Our Business Development Plan
Our business development plan is in three phases:
Phase I: Scientific Research to Demonstrate Net Energy
The goal of phase I is to demonstrate in a laboratory more energy out of the device than we put into it. This would be a tremendous breakthrough and would solve the scientific challenge of fusion energy production. This is the phase we are now in. While time estimates are extremely uncertain, we hope to complete this phase in about 12 months and with an additional $1 million in expenditures.
To see the progress we have made so far, see our timelines and milestone.
Phase II: Engineering and Development of Working Prototype Generator
In Phase II, we will develop the Focus Fusion device as a repetitively pulsed generator, pulsing up to a few hundred times a second, develop the conversion devices to convert the ion beams and X- rays to electricity, and perfect the cooling system and general electrical control system. We will also optimize the fusion energy generation efficiency. At the end of Phase II, which LPP estimates will take another 3 – 4 years, we plan to have the world’s first functioning fusion generator producing net electricity. It will be ready for mass-production. We estimate the budget for this phase to be about $100 million, to be raised from a combination of government and private sources.
We also intend to obtain an industrial partner to develop our X-scan spin-off technology, which we expect will provide some royalty income during this phase.
Phase III: Commercialization
We believe that the fastest and lowest-risk method of generating income from the fusion generator is through selling non-exclusive licenses on the technology. LPP will be protecting its intellectual property rights with a series of patents. Likely initial licenses agreements will be with large international companies already in the power generation sector and with large governmental energy organizations. The up-front money from the sale of such licenses will generate a relatively large income stream initially that will be supplemented when royalties being to flow after actual production is begun. We also intend to initiate our own production facilities in order to have the manufacturing expertise needed to aid licensees.
Our plan is that, early in Phase III when we have reached profitability, we will organize an IPO to become a public company.
Market Projections
Early engineering analysis suggests the 5 MW Focus Fusion reactors could be produced for less than $1 million apiece, possibly much less, when economies of scale typical with mass production are realized. Since annual hydrogen boron fuel costs would be very low, generator capital cost, including maintenance,  drives the cost of electric power produced, which at $1 M comes to 0.5 cents per KwH. This is less than one-tenth of the cost of conventional electricity generation units of any style or fuel design. It means that once the prototype is successfully developed, Focus Fusion generators will be the preferred technology for new electrical distributed generation.

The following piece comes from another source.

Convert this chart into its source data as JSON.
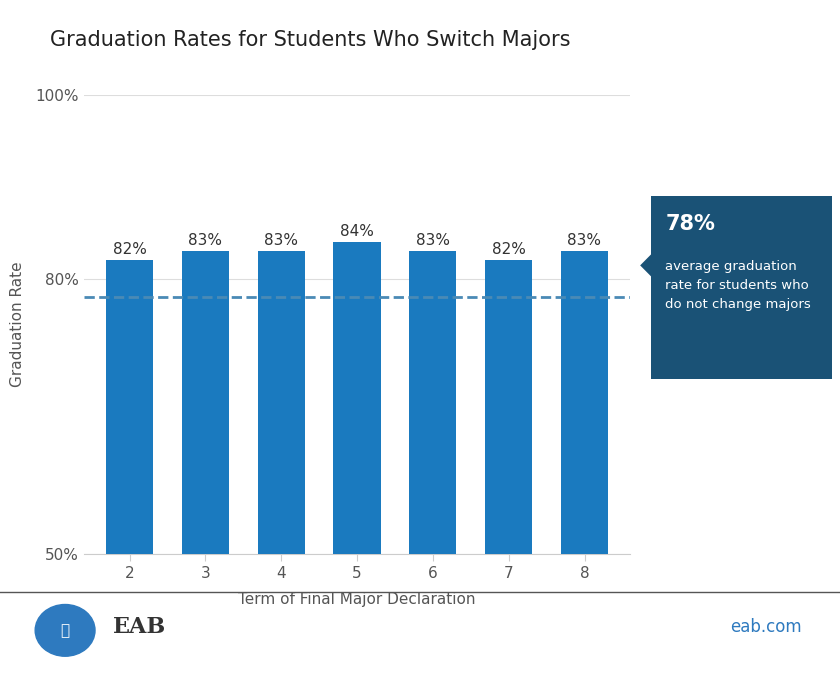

It is likely that units larger than 5 MW will be formed by simply stacking smaller units together, with approximately the same cost per kW of generated power. Such multi-unit systems will also have greater reliability than single larger systems, with built-in redundancy.
We can project the eventual market for new electric fusion generators. Current global new electric generation capacity today amounts to about 100 GW per year, averaging over the last decade. We estimate that the introduction of a much cheaper energy source will in fact increase growth of electric consumption considerably. There will also be a significant market for the replacement of existing sources as well.
We project that, assuming adequate funding, licensed manufacturing partners will begin building and selling LPP design fusion generators starting in about four years with annual production increasing very rapidly over the following ten years. At 5% royalties on sales, LPP revenues from royalties would also ramp up starting about five years from now reaching hundreds of millions of dollars in the first two or three years and surpassing $1 billion after a few years more. LPP may realize revenues before then, from license agreements and providing consulting services to licensees as they refine their commercial generator designs to make manufacturing most efficient.
A more realistic estimate of eventual market size assumes that Focus Fusion will eventually replace nearly all forms of existing energy, not just electricity, and that with much cheaper power, energy consumption will grow rapidly – perhaps 10% per year. In this case, since current total energy consumption in all forms is over 10,000 GW, a market of closer to 500 GW (25,000 generators) per year is reasonable with royalties of about $2 billion per year.